OLAC: Accessing the World's Language Resources

  • Steven Bird, University of Melbourne, Australia
  • Gary Simons, Graduate Institute of Applied Linguistics, United States
  • Language resources are the bread and butter of language documentation and linguistic investigation. They include the primary objects of study such as texts and recordings, the outputs of research such as dictionaries and grammars, and the enabling technologies such as software tools and interchange standards. Increasingly, these resources are maintained and distributed in digital form.

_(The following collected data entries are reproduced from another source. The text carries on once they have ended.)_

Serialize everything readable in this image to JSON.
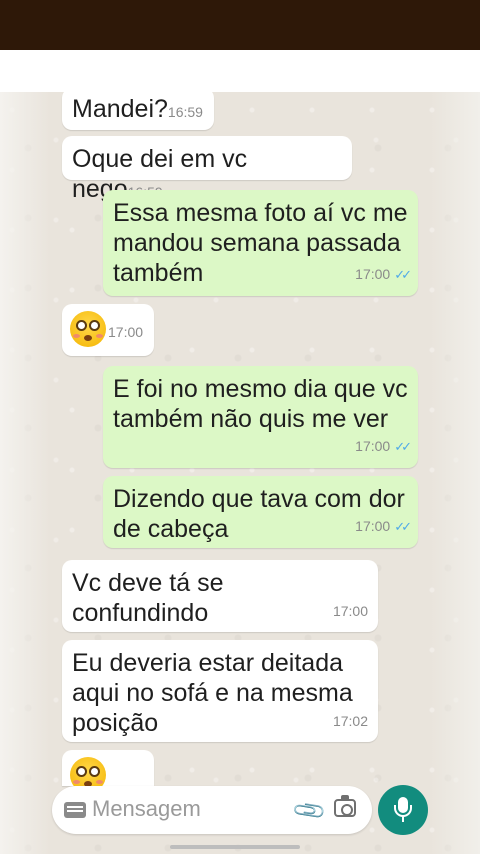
{
  "messages": [
    {
      "text": "Mandei?",
      "time": "16:59"
    },
    {
      "text": "Oque dei em vc nego",
      "time": "16:59"
    },
    {
      "line1": "Essa mesma foto aí vc me",
      "line2": "mandou semana passada",
      "line3": "também",
      "time": "17:00",
      "status": "✓✓"
    },
    {
      "emoji": "flushed-face",
      "time": "17:00"
    },
    {
      "line1": "E foi no mesmo dia que vc",
      "line2": "também não quis me ver",
      "time": "17:00",
      "status": "✓✓"
    },
    {
      "line1": "Dizendo que tava com dor",
      "line2": "de cabeça",
      "time": "17:00",
      "status": "✓✓"
    },
    {
      "line1": "Vc deve tá se",
      "line2": "confundindo",
      "time": "17:00"
    },
    {
      "line1": "Eu deveria estar deitada",
      "line2": "aqui no sofá e na mesma",
      "line3": "posição",
      "time": "17:02"
    },
    {
      "emoji": "flushed-face"
    }
  ],
  "composer": {
    "placeholder": "Mensagem"
  },
  "colors": {
    "incoming": "#ffffff",
    "outgoing": "#dcf8c6",
    "accent": "#128c7e",
    "read_ticks": "#4fa9e8"
  },
  "icons": [
    "keyboard-icon",
    "attach-icon",
    "camera-icon",
    "mic-icon"
  ]
}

    Searching on the web for language resources in many languages is a hit-and-miss affair for three reasons:
    (i) resources are housed in archives that have never put their catalog online,
    (ii) resources are exposed to online search engines but inadequately described so that searches do not retrieve desired results with precision, or
    (iii) resources are exposed online but are hidden behind form-based interfacessuch that search engines cannot find them.

    The Open Language Archives Community (OLAC) is addressing these problems by providing a standard set of language resource descriptors and a portal that permits users to query dozens of language archives simultaneously using a single search. However, the current coverage of OLAC is only the tip of the iceberg. New research is needed in order to tap the wealth of new digital library services and web-mining technologies, and to make the discovered language resources maximally accessible to linguists.

    We will describe new methods for greatly improving access to archived language resources, using new services that encourage best common practices among language archives, and new services that bridge the resource catalogs of the repository, library, and web domains.